The spurious signals look like jitter to me, not harmonic distortion. It is dangerously close to -96 dBFS in TCM case. Might be a software or hardware timing error somewhere, likely the latter, since it's dependent on temperature. Solution would be to replace the crummy oscillator with something actually passable.
Disregard this, I see you've measured it. It is not jitter, but weird case of distortion. Structure and the fact it reduces with "heat up" suggests crossover distortion, not harmonic distortion. (Harmonic distortion tends to increase when the device is warmed up.) I'd check cold start square wave response. This might still be related to the crummy oscillator though.

TCM (ugly buzzword) looks like minimum phase minimax designed lowpass with 1 dB ripple, corner at 20.5kHz, better than 120 dB rejection.
Or rather "I like reverb and ripple more than pre-echo". Not my favorite. I prefer lower passband ripple, such as achievable with least-squares designed filters.

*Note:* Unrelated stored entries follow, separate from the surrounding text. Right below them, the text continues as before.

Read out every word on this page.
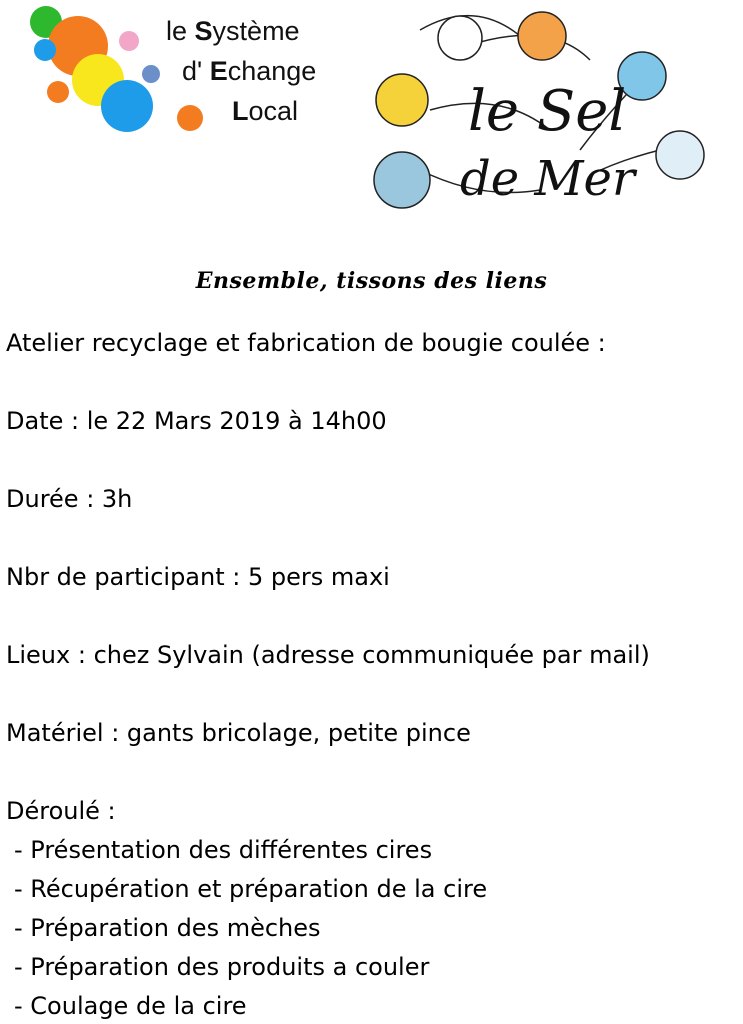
le Système
d' Echange
Local	le Sel
de Mer
Ensemble, tissons des liens
Atelier recyclage et fabrication de bougie coulée :
Date : le 22 Mars 2019 à 14h00
Durée : 3h
Nbr de participant : 5 pers maxi
Lieux : chez Sylvain (adresse communiquée par mail)
Matériel : gants bricolage, petite pince
Déroulé :
- Présentation des différentes cires
- Récupération et préparation de la cire
- Préparation des mèches
- Préparation des produits a couler
- Coulage de la cire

FRM (another ugly buzzword) seems to be a FIR simulation of Bessel first order lowpass using low beta (3?) Kaiser-windowed Sinc, 24 tap. (48 samples)
It is too slow roll off to suppress aliasing. They should try making this 4x longer and use higher beta, say, 8 or even 11.
Aliasing murders both piano and organ music, giving most everything atrocious timbre.

Is there a similar measurement of what they originally had in there?